To be fair, the dull knives did make the prep work feel more “authentically 1974”. Before the Food Network put professional chefs in our faces, your average mid-century middle-class or working-class homemaker probably wasn’t aware of the importance of keeping knives sharp. Knives would get dull (probably weren’t that sharp to begin with), and she’d just operate on the assumption that chopping vegetables was a lot of slow drudgery, Maybe she’d get suckered into buying the Ginsu knife before deciding that fresh vegetables are too much trouble to do for anything other than special occasions.

(Looking into this a little, I’m thinking that “the decline of knife sharpening” could easily become its own post. But I digress…)

Your Humble Narrator dishing a chunky spoonful of Jellied Gazpacho out of a serving bowl

Dishing out a heaping helping of Gazpacho, Jell-O style

Apart from the vegetable chopping, making this recipe is pretty simple. Once the veggies are chopped, they’re combined with the seasonings and left to sit and marinate while a double batch of lemon Jell-O is prepared and thickened. Then, the veggies and Jell-O are combined, chilled to thicken a bit more, et voila! Jellied Gazpacho.

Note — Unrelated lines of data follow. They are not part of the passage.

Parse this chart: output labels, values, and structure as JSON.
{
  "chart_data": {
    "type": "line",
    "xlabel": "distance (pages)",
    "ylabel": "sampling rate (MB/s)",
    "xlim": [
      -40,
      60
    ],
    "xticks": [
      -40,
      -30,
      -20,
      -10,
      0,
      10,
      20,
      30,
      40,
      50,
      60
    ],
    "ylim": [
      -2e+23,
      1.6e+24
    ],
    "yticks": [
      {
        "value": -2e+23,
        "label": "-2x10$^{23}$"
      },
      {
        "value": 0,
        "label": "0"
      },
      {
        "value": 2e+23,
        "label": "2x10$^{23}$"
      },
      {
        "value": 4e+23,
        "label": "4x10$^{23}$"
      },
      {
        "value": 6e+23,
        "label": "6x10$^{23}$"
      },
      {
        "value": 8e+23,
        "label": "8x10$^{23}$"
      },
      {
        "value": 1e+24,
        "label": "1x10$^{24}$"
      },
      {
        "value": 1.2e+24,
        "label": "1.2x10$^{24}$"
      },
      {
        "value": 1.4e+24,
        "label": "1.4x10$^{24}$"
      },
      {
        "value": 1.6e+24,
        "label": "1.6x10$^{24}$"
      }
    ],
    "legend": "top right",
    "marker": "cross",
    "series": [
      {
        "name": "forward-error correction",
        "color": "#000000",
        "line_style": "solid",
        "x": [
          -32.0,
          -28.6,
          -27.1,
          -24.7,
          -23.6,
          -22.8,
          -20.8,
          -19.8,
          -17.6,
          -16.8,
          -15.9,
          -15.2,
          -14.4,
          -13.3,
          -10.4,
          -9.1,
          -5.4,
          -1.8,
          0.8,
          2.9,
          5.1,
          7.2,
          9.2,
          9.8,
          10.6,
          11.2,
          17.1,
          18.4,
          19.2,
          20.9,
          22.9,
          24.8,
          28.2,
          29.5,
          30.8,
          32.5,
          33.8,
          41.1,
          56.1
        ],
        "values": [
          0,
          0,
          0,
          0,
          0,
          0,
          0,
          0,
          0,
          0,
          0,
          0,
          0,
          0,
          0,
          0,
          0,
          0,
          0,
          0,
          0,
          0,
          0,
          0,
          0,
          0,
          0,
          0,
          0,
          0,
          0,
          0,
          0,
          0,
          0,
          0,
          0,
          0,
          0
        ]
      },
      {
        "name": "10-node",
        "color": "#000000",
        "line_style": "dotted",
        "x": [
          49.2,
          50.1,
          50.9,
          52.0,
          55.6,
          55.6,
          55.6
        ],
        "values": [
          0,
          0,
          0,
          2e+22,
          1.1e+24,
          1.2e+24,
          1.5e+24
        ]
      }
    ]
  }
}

This is a “loose” gelatin dish, which was a bit disappointing because in the back of my mind I had been anticipating another molded one, which would have been more of a challenge. Another disappointment – this one didn’t taste bad at all. I had been hoping for a nasty one to give the blog a bit of, you know, conflict, but I had been able to chop the mushrooms up finely enough that they weren’t really noticeable, and between the vegetables and the seasoning there were enough savory flavors that the sweet lemon flavor of the Jell-O was barely detectable.

Jelly residue in the bottom of the bowl

But in the end, was there really any reason for gazpacho to be jellied in the first place?

The main issue I had was with the texture. The gelatin just did not add a nice texture to this cold soup, and the veggies were a bit buoyant in it, so I wound up with a fair amount of seasoned lemon Jell-O in the bottom of my bowl as I ate this. I decided to try running the Jellied Gazpacho through a few pulses in the Cuisinart, and that actually helped. The whole thing seemed to be blended better, and it stayed blended. We even managed to eat some for supper (with a fresh baguette and butter, and a Pepperidge Farm frozen chocolate cake for dessert). Still, even though I finished my portion (Bryan didn’t), I didn’t want any more.

I could see myself making gazpacho again, but with a more traditional recipe, using bread as a binder. Using Jell-O did not in any way enhance or improve on the concept. It didn’t make it all that weird or scary, either. It was just “meh”. A donation is being made to Action Against Hunger because somebody should be getting some kind of satisfaction out of this.